Belfast Telegraph

Hewlett Packard on cloud nine as global centre is unveiled

By Heather McGarrigle

Hewlett Packard is to establish a global centre of excellence in Belfast, creating a significant number of high-quality jobs.

Its Belfast StorageWorks operation has been designated the company's global centre of software excellence - the first of its kind for the company in Europe.

Managing director of HP Ireland Martin Murphy said the centre's work will focus on research and development into cloud computing.

He said: "The availability of skilled graduates and experienced software engineers across Northern Ireland means that HP is building its leading storage capabilities from Belfast."
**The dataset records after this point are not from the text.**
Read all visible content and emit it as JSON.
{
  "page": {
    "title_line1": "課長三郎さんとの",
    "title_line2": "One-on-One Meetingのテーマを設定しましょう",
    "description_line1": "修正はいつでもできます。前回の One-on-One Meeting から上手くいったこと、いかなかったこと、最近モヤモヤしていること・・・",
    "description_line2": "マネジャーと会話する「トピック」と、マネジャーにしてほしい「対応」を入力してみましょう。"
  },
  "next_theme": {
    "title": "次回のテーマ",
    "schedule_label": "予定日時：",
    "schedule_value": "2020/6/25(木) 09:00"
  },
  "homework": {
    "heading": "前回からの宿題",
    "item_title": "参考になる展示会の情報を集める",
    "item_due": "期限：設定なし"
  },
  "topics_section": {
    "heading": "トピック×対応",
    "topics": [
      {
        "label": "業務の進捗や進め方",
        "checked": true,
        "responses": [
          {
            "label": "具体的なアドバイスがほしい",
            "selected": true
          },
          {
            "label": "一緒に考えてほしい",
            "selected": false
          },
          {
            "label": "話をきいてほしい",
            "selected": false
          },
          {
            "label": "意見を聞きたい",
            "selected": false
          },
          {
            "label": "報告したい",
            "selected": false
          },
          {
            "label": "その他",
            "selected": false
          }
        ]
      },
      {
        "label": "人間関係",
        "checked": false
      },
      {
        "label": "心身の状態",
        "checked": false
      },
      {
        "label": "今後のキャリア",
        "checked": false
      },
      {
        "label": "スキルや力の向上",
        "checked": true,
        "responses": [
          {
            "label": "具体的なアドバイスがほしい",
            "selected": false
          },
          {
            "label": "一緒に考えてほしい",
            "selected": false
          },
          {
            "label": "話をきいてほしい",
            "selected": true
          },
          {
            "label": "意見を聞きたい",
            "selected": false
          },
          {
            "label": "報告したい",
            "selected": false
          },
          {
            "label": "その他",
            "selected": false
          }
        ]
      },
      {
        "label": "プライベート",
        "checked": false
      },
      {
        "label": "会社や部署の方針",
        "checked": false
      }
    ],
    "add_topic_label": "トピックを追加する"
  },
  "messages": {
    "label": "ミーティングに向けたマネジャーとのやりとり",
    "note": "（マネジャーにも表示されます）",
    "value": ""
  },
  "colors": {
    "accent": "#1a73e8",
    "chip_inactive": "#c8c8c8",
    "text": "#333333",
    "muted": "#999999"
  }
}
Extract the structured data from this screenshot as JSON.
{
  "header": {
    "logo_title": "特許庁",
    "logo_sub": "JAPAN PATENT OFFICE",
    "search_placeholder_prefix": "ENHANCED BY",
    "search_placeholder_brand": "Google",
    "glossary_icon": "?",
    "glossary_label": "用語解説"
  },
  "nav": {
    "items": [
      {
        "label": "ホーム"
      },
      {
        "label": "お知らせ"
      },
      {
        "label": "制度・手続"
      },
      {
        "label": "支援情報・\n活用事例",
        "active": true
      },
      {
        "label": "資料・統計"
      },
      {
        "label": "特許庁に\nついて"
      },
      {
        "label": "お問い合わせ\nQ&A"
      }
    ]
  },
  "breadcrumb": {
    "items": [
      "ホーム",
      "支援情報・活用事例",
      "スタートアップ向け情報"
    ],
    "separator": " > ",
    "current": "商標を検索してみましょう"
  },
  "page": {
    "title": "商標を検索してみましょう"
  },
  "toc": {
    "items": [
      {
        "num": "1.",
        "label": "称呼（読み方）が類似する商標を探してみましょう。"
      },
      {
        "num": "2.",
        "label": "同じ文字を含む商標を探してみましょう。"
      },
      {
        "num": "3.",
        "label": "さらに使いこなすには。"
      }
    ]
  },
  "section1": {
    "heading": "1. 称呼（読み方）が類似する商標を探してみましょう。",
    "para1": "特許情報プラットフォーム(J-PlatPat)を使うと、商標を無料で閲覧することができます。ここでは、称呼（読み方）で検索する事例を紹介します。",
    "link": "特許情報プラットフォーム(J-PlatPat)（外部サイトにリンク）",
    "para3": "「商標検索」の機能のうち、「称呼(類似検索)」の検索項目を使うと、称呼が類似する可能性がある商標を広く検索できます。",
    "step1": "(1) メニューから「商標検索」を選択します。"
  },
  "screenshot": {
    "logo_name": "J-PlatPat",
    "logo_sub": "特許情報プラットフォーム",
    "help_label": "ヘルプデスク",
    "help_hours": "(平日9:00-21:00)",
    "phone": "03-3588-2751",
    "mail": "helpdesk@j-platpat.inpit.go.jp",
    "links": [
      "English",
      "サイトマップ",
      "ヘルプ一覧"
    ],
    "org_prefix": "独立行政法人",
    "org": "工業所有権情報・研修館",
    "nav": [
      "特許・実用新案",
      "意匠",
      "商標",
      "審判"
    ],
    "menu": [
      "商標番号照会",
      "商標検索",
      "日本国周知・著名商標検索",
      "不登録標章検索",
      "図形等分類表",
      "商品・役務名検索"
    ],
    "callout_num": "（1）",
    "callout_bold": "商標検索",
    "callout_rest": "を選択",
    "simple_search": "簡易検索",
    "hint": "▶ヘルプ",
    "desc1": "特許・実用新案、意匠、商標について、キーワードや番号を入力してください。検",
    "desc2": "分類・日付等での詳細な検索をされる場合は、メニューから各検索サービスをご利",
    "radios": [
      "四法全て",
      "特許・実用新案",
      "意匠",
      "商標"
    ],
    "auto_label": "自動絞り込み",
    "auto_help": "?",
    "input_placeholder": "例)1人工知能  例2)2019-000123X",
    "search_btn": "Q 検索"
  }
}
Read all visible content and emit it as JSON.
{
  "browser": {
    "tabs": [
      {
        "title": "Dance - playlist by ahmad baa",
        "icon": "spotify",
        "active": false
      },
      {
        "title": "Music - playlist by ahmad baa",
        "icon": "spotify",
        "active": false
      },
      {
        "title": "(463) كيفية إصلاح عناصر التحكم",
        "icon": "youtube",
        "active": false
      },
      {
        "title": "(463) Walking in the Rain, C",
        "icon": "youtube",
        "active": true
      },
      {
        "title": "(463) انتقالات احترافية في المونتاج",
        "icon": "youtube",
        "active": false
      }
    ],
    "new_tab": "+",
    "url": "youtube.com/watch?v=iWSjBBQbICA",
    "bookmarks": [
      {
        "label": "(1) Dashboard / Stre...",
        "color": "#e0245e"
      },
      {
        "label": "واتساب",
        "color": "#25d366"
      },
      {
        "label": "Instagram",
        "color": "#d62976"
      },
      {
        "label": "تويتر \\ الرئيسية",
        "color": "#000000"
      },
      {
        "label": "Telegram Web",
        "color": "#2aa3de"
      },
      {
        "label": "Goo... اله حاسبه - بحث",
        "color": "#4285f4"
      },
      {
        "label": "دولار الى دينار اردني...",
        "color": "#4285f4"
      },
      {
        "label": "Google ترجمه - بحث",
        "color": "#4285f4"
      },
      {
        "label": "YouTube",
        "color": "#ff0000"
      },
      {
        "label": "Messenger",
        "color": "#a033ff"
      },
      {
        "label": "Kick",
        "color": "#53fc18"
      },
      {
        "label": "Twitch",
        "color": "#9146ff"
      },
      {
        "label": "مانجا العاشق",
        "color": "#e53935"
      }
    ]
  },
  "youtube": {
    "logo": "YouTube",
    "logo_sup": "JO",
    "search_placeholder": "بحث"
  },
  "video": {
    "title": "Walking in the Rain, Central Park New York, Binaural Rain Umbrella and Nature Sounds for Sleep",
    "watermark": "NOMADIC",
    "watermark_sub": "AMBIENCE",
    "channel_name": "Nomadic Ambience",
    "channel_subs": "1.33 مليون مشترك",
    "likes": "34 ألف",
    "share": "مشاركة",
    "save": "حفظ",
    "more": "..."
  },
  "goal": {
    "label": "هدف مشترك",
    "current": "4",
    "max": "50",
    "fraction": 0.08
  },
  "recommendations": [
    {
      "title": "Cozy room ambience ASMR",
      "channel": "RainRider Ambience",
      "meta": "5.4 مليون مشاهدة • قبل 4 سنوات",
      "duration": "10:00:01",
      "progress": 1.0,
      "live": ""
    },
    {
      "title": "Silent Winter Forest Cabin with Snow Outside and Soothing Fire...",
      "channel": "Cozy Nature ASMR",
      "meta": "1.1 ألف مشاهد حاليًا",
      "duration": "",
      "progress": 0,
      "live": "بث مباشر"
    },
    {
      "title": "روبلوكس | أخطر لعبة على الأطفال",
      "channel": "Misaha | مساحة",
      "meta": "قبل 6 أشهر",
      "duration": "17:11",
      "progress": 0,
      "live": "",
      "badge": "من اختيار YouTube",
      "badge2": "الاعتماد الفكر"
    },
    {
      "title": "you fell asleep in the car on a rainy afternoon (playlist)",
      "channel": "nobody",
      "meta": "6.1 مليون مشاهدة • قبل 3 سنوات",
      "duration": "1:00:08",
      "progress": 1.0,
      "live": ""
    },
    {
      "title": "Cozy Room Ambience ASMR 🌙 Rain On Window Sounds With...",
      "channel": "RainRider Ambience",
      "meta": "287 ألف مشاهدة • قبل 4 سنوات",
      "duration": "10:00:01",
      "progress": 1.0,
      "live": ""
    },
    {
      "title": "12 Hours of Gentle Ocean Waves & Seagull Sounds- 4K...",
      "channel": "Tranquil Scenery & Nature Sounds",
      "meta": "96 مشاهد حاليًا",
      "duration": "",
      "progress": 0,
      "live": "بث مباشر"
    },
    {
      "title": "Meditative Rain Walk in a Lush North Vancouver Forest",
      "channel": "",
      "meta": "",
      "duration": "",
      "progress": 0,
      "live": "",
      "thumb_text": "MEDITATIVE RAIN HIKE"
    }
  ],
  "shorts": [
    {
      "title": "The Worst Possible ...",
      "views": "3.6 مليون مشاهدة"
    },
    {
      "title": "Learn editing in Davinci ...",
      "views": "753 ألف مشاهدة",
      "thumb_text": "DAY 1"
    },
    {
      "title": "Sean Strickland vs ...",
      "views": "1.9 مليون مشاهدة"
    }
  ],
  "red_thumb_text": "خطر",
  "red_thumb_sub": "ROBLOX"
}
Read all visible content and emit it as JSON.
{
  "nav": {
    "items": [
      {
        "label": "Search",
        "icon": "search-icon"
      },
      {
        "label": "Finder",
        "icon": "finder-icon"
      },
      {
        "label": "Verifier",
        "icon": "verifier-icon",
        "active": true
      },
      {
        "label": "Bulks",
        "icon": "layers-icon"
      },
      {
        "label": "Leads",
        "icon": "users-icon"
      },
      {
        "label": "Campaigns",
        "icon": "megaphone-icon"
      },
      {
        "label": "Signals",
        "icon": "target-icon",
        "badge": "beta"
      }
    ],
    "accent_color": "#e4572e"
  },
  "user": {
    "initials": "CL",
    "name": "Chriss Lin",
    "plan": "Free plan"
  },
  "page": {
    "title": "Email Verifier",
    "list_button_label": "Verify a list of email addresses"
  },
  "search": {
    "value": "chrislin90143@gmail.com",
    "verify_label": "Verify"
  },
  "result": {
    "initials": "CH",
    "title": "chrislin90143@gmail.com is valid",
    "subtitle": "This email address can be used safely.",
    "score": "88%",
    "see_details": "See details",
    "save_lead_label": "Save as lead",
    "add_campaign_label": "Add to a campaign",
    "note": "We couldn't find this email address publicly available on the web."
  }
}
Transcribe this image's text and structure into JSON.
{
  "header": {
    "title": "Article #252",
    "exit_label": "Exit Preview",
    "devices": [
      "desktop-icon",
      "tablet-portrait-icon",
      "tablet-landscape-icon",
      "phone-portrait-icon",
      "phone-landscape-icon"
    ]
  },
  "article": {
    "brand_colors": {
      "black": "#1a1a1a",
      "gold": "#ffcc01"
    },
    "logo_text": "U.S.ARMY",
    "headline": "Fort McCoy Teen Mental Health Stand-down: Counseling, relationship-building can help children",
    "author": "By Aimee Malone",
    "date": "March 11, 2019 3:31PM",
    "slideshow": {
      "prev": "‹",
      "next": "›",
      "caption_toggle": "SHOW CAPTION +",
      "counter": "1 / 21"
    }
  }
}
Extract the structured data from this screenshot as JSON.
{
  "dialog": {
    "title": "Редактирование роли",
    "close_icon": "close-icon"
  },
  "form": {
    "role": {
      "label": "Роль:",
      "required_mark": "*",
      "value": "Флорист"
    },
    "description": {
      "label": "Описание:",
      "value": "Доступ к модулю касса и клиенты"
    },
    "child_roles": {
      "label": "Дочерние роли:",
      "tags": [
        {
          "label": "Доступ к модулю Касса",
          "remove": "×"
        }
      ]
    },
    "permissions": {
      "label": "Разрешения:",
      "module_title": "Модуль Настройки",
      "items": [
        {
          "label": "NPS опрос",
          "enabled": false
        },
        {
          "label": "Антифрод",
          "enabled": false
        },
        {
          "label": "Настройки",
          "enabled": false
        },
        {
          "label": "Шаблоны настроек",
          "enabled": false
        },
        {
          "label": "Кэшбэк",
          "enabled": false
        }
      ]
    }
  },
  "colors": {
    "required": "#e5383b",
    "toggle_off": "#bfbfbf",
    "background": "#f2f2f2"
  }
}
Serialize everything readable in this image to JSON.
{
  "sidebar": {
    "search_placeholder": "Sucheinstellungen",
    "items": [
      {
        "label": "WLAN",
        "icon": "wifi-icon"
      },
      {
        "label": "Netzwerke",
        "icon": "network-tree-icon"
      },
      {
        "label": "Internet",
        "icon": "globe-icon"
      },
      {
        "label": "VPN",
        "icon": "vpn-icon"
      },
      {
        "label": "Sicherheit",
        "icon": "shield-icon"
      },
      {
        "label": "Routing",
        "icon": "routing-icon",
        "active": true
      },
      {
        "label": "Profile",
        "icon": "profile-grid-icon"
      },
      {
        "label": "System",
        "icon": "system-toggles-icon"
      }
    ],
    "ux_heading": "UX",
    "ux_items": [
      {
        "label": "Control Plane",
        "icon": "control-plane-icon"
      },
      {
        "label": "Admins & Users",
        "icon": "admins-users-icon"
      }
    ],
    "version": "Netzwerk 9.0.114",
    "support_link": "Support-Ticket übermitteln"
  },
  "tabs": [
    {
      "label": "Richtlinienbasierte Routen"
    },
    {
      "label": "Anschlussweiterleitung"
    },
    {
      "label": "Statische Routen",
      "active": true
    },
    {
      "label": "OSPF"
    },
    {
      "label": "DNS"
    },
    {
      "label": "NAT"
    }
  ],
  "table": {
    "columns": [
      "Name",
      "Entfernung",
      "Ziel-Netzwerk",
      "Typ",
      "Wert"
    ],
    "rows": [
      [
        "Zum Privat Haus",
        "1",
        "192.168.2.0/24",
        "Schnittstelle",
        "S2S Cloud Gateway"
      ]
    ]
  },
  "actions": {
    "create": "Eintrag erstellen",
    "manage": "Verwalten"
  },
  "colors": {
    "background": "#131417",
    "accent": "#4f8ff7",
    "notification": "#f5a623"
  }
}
The creation of the centre comes as HP celebrates 30 years in Northern Ireland.

Project manager Greg Massey said the decision to choose Northern Ireland as the location to service its global software needs was "testament to the quality of people we have here in Belfast".

HP began its recruitment drive for the new venture on Friday, with job advertisements for experienced software and system test engineers appearing in newspapers and on the company's website.

This will continue on March 31 when the company hosts an Open Day for jobseekers.

The event takes place at its Belfast offices on Arthur Street between 12pm and 2pm, or between 5pm and 7pm.

Mr Murphy says the company is keeping an open mind with regards to the number of recruits, but that jobs are "high-value, highly technical, skilled roles".

The company currently employs over 4,000 people across Ireland, with bases at Newtownabbey and Belfast in Northern Ireland.

Public sector contracts have traditionally been an important part of its operations.

HP is currently working with C2K to provide a single educational network for Northern Ireland and it has also secured a £75m framework agreement with the Department of Health.

Mr Murphy said budgetary pressures could represent an opportunity for the company to offer efficient, waste-reducing methods of working.

"Our cloud computing could also help government develop strategies to get SMEs up and running.

"Access to this type of technology could allow smaller enterprises to reach more people. It has enormous potential."